A311_ccx_multi.inp・・・親ファイル
A311_Mesh_1.inp・・・ブロック①
A311_Mesh_2.inp・・・ブロック②

A311_ccx_multi.inp

**要素を定義してあるファイルを読み込みます。
*INCLUDE,INPUT=A311_Mesh_1.inp
*INCLUDE,INPUT=A311_Mesh_2.inp
 **すべての要素をセットEallに登録します。
 ** Define element set Eall
 *ELSET, ELSET=Eall
 EvolumesC3D10
 EvolumesC3D10_2
 **すべての要素をセットMaterialSolidSolidに登録します。
 *ELSET,ELSET=MaterialSolidSolid
 EvolumesC3D10
 EvolumesC3D10_2
 **すべての節点をセットNallに登録します。
 *NSET,NSET=Nall
 Nall_1
 Nall_2
 ** MaterialSolid (mm ton)
 *MATERIAL, NAME=MaterialSolid
 *ELASTIC
 210000, 0.300

 *SOLID SECTION, ELSET=Eall, MATERIAL=MaterialSolid

**接触面ペアの設定
 *CONTACT PAIR, INTERACTION=INT1,TYPE=SURFACE TO SURFACE
 DEP1,IND1
 *SURFACE INTERACTION, NAME=INT1
 *SURFACE BEHAVIOR,PRESSURE-OVERCLOSURE=LINEAR
 1000000.0 
**摩擦係数の設定
 *FRICTION
 0.2,5000.

**荷重制御
 *AMPLITUDE,NAME=Graph1
 0,0,
 1,1,
 2,1,

**強制変位
 *AMPLITUDE,NAME=Graph2
 0,0,
 1,0,
 2,1,

 *STEP,INC=10000
 *STATIC,direct
 0.1,2

 *BOUNDARY
**上部ブロック拘束(Y軸方向)
 NodeBC_Group_1,2,2

**ベースブロック全拘束
 NodeBC_Group_2,1,3

**上部ブロック節点荷重
 *CLOAD,AMPLITUDE=Graph1
 416,3,-1.0
 418,3,-1.0
 420,3,-1.0
 421,3,-1.0
 424,3,-1.0
 425,3,-1.0
 426,3,-1.0
 427,3,-1.0
 436,3,-1.0

**上部ブロック節点強制変位
 *BOUNDARY,AMPLITUDE=Graph2
 NodeBC_Group_1,1,1,1.0

**結果出力
 *NODE FILE
 U
 *EL FILE
 S, E

**datファイルへの書き出し 上部ブロック反力(摩擦反力)
 *NODE PRINT, NSET=NodeBC_Group_1, TOTALS=ONLY
  RF

 *END STEP 

サンプルファイル : A311_ccx_multi.inp, A311_Mesh_1.inp, A311_Mesh_2.inp

■結果処理

結果ファイル(frd)をランチャーから読み込んで動画確認したり、グラフ化すればよいと思います。
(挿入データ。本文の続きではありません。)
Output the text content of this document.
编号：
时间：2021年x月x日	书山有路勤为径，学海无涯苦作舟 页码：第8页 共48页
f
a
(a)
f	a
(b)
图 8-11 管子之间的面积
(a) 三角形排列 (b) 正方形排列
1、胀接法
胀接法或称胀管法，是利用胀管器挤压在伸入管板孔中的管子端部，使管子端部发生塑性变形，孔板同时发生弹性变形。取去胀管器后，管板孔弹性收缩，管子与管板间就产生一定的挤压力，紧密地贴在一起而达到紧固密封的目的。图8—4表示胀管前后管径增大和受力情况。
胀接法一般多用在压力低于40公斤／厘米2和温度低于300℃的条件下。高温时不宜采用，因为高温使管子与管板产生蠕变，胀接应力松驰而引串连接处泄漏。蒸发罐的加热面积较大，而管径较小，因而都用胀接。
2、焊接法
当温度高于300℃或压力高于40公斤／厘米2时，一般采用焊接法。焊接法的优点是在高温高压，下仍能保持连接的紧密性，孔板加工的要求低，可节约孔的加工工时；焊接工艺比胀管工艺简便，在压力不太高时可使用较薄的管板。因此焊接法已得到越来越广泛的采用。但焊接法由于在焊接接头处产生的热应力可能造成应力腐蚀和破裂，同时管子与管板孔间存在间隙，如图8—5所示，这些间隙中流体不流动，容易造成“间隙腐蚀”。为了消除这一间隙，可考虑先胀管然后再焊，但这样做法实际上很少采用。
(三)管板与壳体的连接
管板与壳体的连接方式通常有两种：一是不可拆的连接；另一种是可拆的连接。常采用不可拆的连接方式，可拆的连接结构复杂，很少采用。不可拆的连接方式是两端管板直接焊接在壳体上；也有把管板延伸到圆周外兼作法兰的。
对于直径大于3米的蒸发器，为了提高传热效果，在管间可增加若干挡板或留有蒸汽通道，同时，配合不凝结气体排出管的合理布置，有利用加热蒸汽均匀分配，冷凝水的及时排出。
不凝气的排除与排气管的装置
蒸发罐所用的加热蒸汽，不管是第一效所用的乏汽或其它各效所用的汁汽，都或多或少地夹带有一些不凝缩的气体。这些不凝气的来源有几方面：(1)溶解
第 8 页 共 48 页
参考: T201 CalculiXのインクリメント表示
    datのグラフ表示

Paraview経由

t921にfrdファイルをParaviewで確認するためのVtk変換ページを作成しました。
サイズが小さい場合には処理できます。

加工するとzipファイルで保存できます。

解凍して、seriesをParaviewで読み込みます。

Paraviewで確認します。
摩擦の反力はdatを別途、エクセル等で処理する必要があります。